From the Ask Tom mailbag –

Question:
Enjoyed your presentation yesterday, have a question. In your model, whose job is it to balance structure and innovation? (or structure that permits innovation?) How is this implemented? Is it a time span issue vs. a creativity/mindset issue? I worry about calcification and lean against structure which prevents innovation.

Response:
Thank you very much for your questions. Remember, yesterday, we only scratched the surface of Elliott’s research. You have many questions (not just one).

Let me first talk generally about structure and creativity. You are fearful that structure will stifle creativity, when in fact, Elliott believed quite the opposite.

Specifically, organizational structure looks rigid on a chart, with its neat boxes and circles and arrows that point the way. Off the paper, organizational structure is simply the way we define working relationships. And, there are two types.

On a chart, we see managerial relationships in a vertical fashion, and we have an intuitive sense how that works. In a moment, I will attempt to shift your intuitive sense in a way that opens up the creativity you cherish (all organizations cherish). But, before that, the other type of working relationship is horizontal. People have to (required behavior) work with each other, but they are not each other’s manager. On a chart we typically represent these with a horizontal dotted line. It’s the dotted line that gets us in trouble. Again, we have an intuitive sense of this horizontal working relationship (cross-functional), but we rarely define it with any more clarity than the dots in the line that connect.

What is missing are two A words. Accountability and authority. In a managerial relationship, we get the authority part, but fail to understand the accountability part. A client of mine, Mike, owned a carpet cleaning business. Every once in a while, thankfully not very often, a technician would ruin a customer’s carpet. Who did Mike want to choke up against the wall? The technician, of course.
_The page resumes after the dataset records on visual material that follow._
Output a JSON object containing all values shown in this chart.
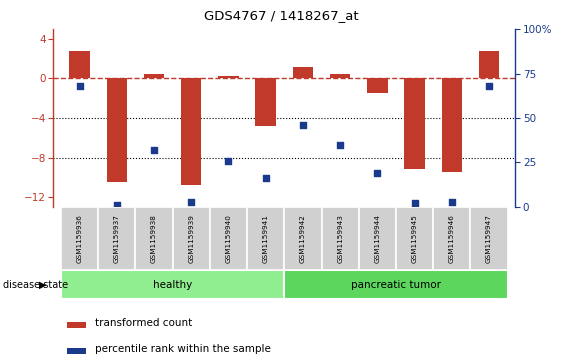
{
  "title": "GDS4767 / 1418267_at",
  "samples": [
    "GSM1159936",
    "GSM1159937",
    "GSM1159938",
    "GSM1159939",
    "GSM1159940",
    "GSM1159941",
    "GSM1159942",
    "GSM1159943",
    "GSM1159944",
    "GSM1159945",
    "GSM1159946",
    "GSM1159947"
  ],
  "bar_values": [
    2.8,
    -10.5,
    0.4,
    -10.8,
    0.2,
    -4.8,
    1.2,
    0.4,
    -1.5,
    -9.2,
    -9.5,
    2.8
  ],
  "percentile_values": [
    68,
    1,
    32,
    3,
    26,
    16,
    46,
    35,
    19,
    2,
    3,
    68
  ],
  "bar_color": "#c0392b",
  "dot_color": "#1a3a8c",
  "healthy_count": 6,
  "tumor_count": 6,
  "healthy_color": "#90ee90",
  "tumor_color": "#5cd65c",
  "group_label_healthy": "healthy",
  "group_label_tumor": "pancreatic tumor",
  "disease_state_label": "disease state",
  "legend_bar_label": "transformed count",
  "legend_dot_label": "percentile rank within the sample",
  "ylim_left": [
    -13,
    5
  ],
  "ylim_right": [
    0,
    100
  ],
  "yticks_left": [
    4,
    0,
    -4,
    -8,
    -12
  ],
  "yticks_right": [
    100,
    75,
    50,
    25,
    0
  ],
  "background_color": "#ffffff",
  "tick_label_bg": "#d0d0d0",
  "zero_line_color": "#c0392b",
  "grid_color": "#000000"
}
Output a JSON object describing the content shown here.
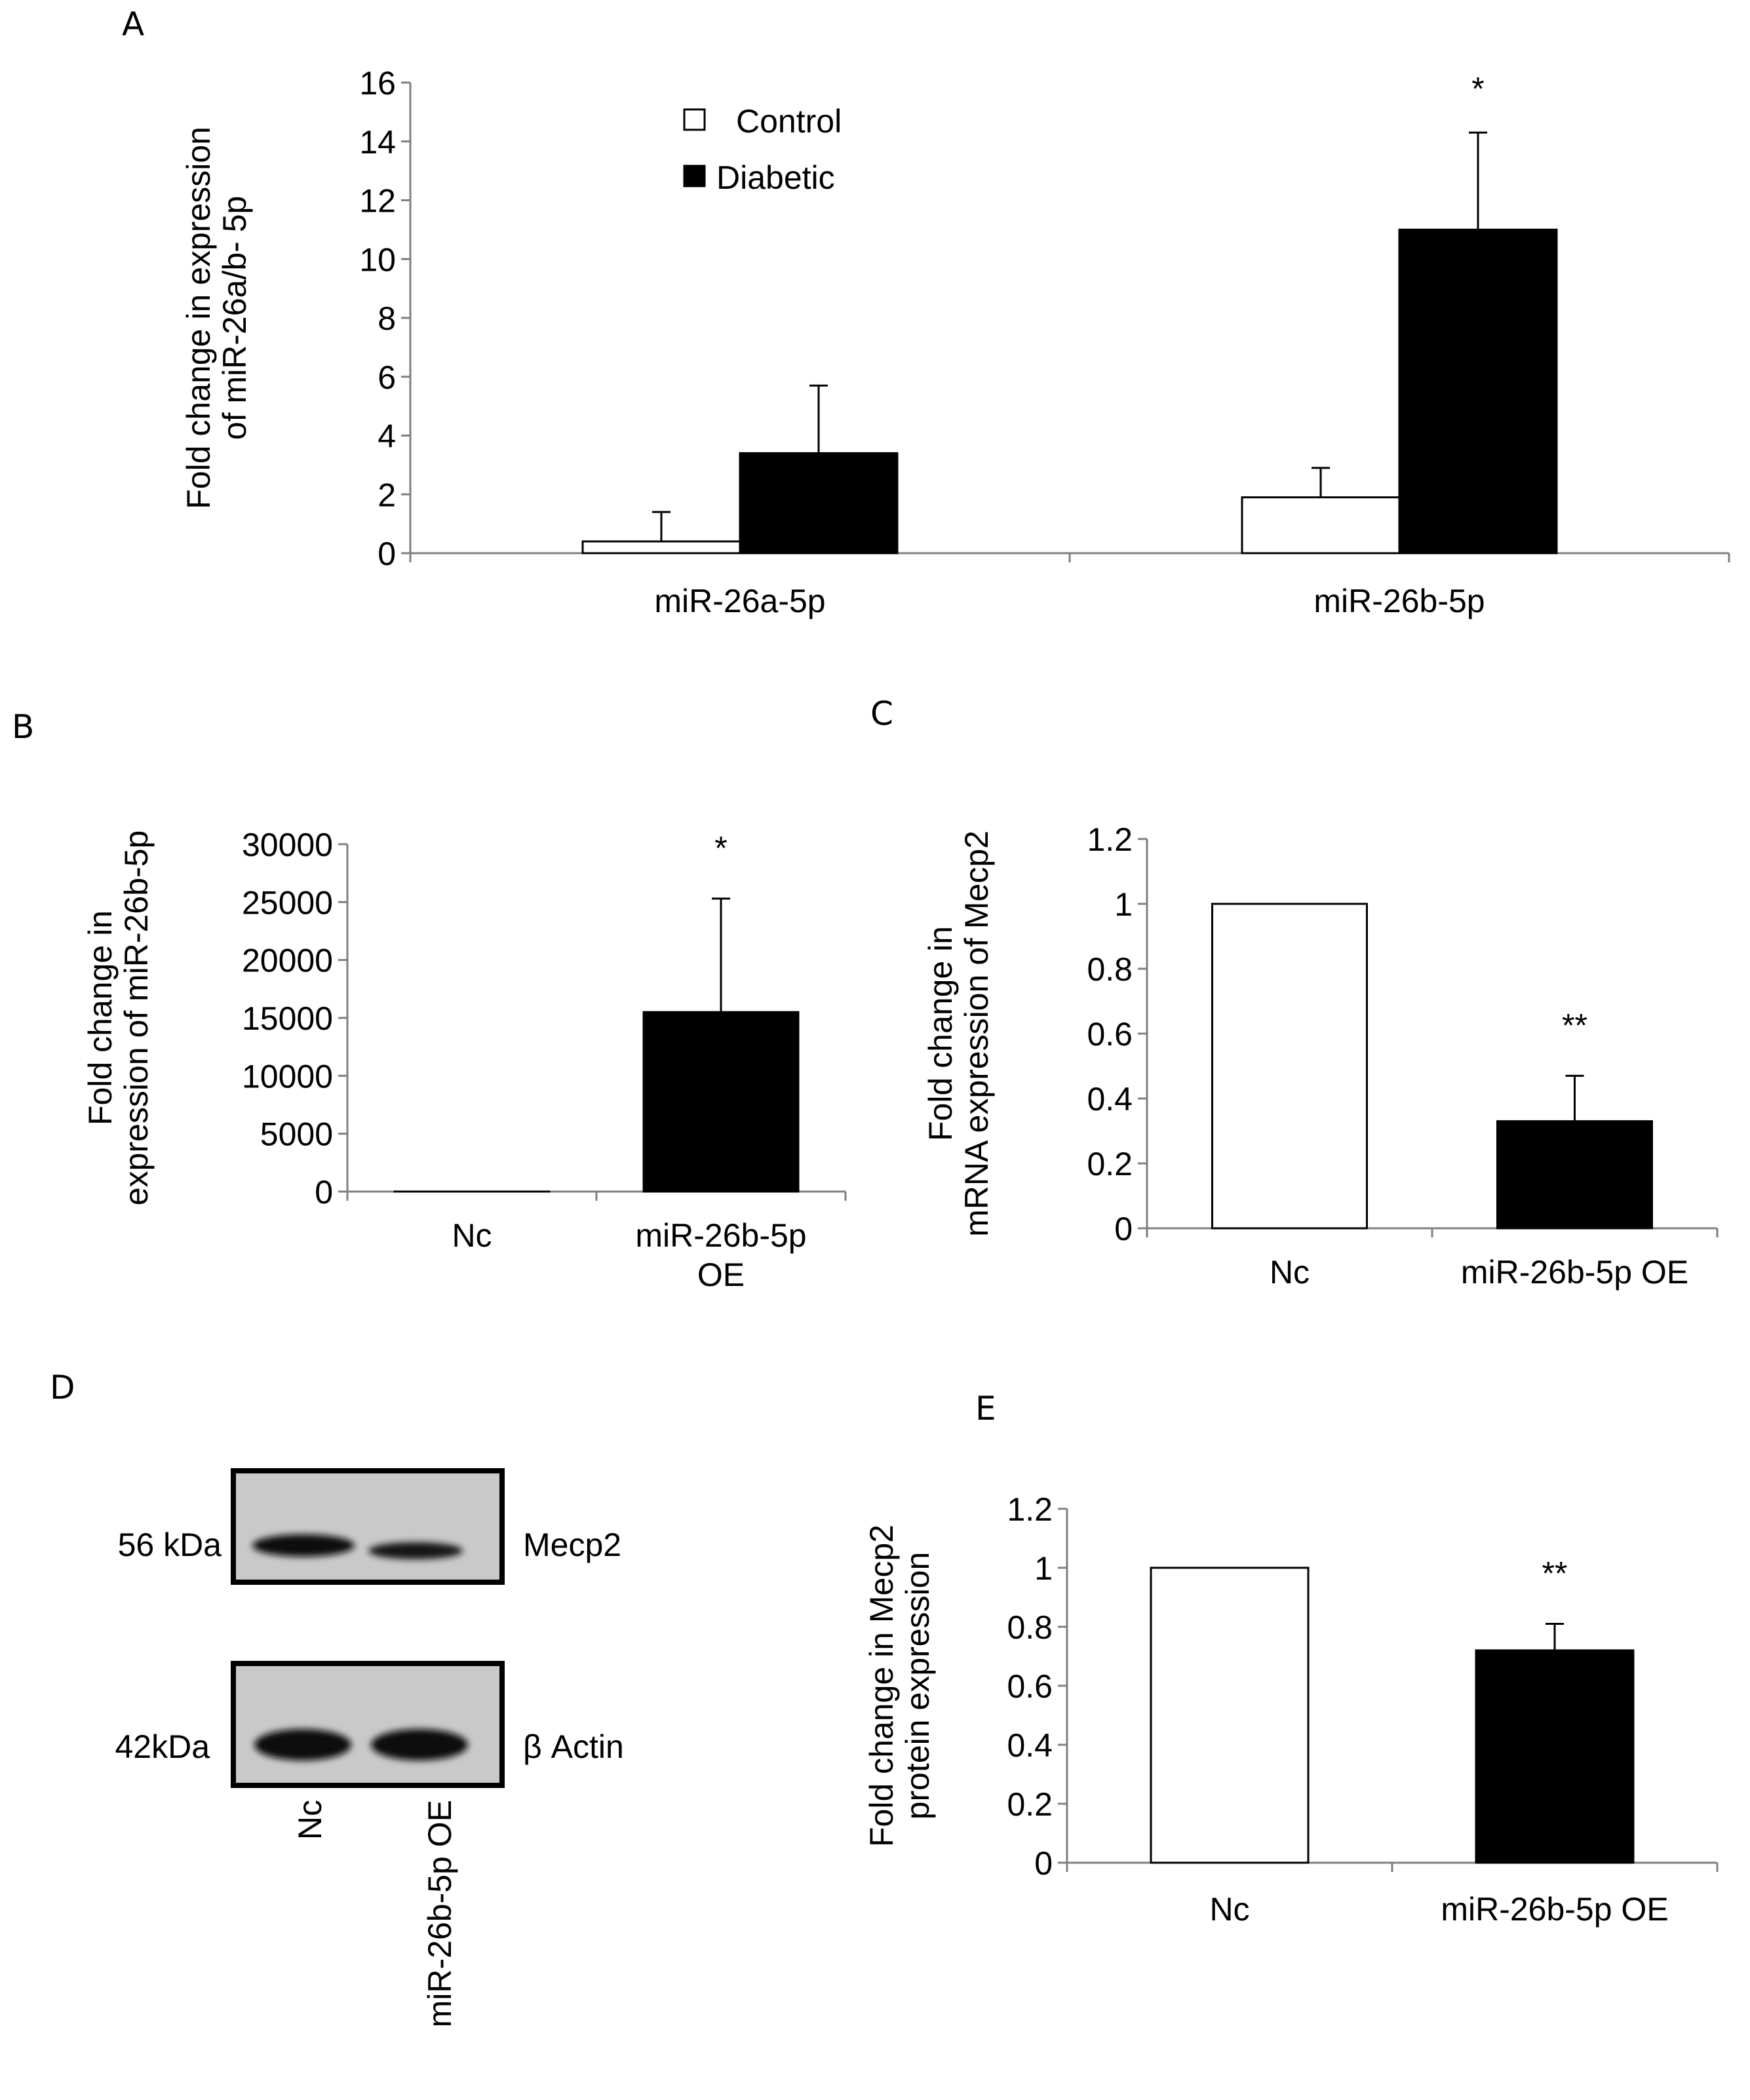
{
  "panel_letters": {
    "a": "A",
    "b": "B",
    "c": "C",
    "d": "D",
    "e": "E"
  },
  "chart_data": [
    {
      "id": "A",
      "type": "bar",
      "title": "",
      "xlabel": "",
      "ylabel_lines": [
        "Fold change in expression",
        "of miR-26a/b- 5p"
      ],
      "ylim": [
        0,
        16
      ],
      "yticks": [
        0,
        2,
        4,
        6,
        8,
        10,
        12,
        14,
        16
      ],
      "ytick_labels": [
        "0",
        "2",
        "4",
        "6",
        "8",
        "10",
        "12",
        "14",
        "16"
      ],
      "categories": [
        "miR-26a-5p",
        "miR-26b-5p"
      ],
      "series": [
        {
          "name": "Control",
          "color": "#ffffff",
          "values": [
            0.4,
            1.9
          ],
          "errors": [
            1.0,
            1.0
          ]
        },
        {
          "name": "Diabetic",
          "color": "#000000",
          "values": [
            3.4,
            11.0
          ],
          "errors": [
            2.3,
            3.3
          ]
        }
      ],
      "annotations": [
        {
          "category": 1,
          "series": 1,
          "text": "*"
        }
      ],
      "legend": {
        "position": "top-center",
        "entries": [
          "Control",
          "Diabetic"
        ]
      }
    },
    {
      "id": "B",
      "type": "bar",
      "ylabel_lines": [
        "Fold change in",
        "expression of miR-26b-5p"
      ],
      "ylim": [
        0,
        30000
      ],
      "yticks": [
        0,
        5000,
        10000,
        15000,
        20000,
        25000,
        30000
      ],
      "ytick_labels": [
        "0",
        "5000",
        "10000",
        "15000",
        "20000",
        "25000",
        "30000"
      ],
      "categories": [
        "Nc",
        "miR-26b-5p OE"
      ],
      "category_lines": [
        [
          "Nc"
        ],
        [
          "miR-26b-5p",
          "OE"
        ]
      ],
      "values": [
        1,
        15500
      ],
      "errors": [
        0,
        9800
      ],
      "colors": [
        "#ffffff",
        "#000000"
      ],
      "annotations": [
        {
          "category": 1,
          "text": "*"
        }
      ]
    },
    {
      "id": "C",
      "type": "bar",
      "ylabel_lines": [
        "Fold change in",
        "mRNA expression of Mecp2"
      ],
      "ylim": [
        0,
        1.2
      ],
      "yticks": [
        0,
        0.2,
        0.4,
        0.6,
        0.8,
        1,
        1.2
      ],
      "ytick_labels": [
        "0",
        "0.2",
        "0.4",
        "0.6",
        "0.8",
        "1",
        "1.2"
      ],
      "categories": [
        "Nc",
        "miR-26b-5p OE"
      ],
      "category_lines": [
        [
          "Nc"
        ],
        [
          "miR-26b-5p OE"
        ]
      ],
      "values": [
        1.0,
        0.33
      ],
      "errors": [
        0,
        0.14
      ],
      "colors": [
        "#ffffff",
        "#000000"
      ],
      "annotations": [
        {
          "category": 1,
          "text": "**"
        }
      ]
    },
    {
      "id": "E",
      "type": "bar",
      "ylabel_lines": [
        "Fold change in Mecp2",
        "protein expression"
      ],
      "ylim": [
        0,
        1.2
      ],
      "yticks": [
        0,
        0.2,
        0.4,
        0.6,
        0.8,
        1,
        1.2
      ],
      "ytick_labels": [
        "0",
        "0.2",
        "0.4",
        "0.6",
        "0.8",
        "1",
        "1.2"
      ],
      "categories": [
        "Nc",
        "miR-26b-5p OE"
      ],
      "category_lines": [
        [
          "Nc"
        ],
        [
          "miR-26b-5p OE"
        ]
      ],
      "values": [
        1.0,
        0.72
      ],
      "errors": [
        0,
        0.09
      ],
      "colors": [
        "#ffffff",
        "#000000"
      ],
      "annotations": [
        {
          "category": 1,
          "text": "**"
        }
      ]
    }
  ],
  "western_blot": {
    "rows": [
      {
        "weight": "56 kDa",
        "protein": "Mecp2"
      },
      {
        "weight": "42kDa",
        "protein": "β Actin"
      }
    ],
    "lanes": [
      "Nc",
      "miR-26b-5p OE"
    ]
  }
}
You see, Elliott assumed that technician showed up for work that day with the full intention to do their best. And it is the manager Elliott held accountable for the output of that technician. The manager hired the technician, trained the technician, provided the tools, the truck, selected the project and created the working environment for the technician. The manager controlled all the variables around the technician, it is the manager that Elliott held accountable for the output of the technician.

In this vertical managerial relationship, we get the authority part, without understanding the accountability that goes with it. Only when the manager understands the accountability-for-output is placed on them, that the shift takes place. Elliott was very specific, he called this an MAH (Management Accountability Hierarchy). The org chart is no longer an org chart, it is an accountability chart. And, that chart now illustrates who is accountable. This small shift changes everything we understand about management.

We casually call them reporting relationships, when reporting doesn’t have much to do with it. It is an accountability relationship where the manager is accountable for the output of the team member.

It’s all about context. It is incumbent on the manager to create the context. Remember, Elliott assumed the technician showed up for work that day with the full intention to do their best. It is incumbent on the manager to create the context in which each team member can do their best. It is in the creation of that context, that creativity flourishes. I know you have more questions, but, enough for today.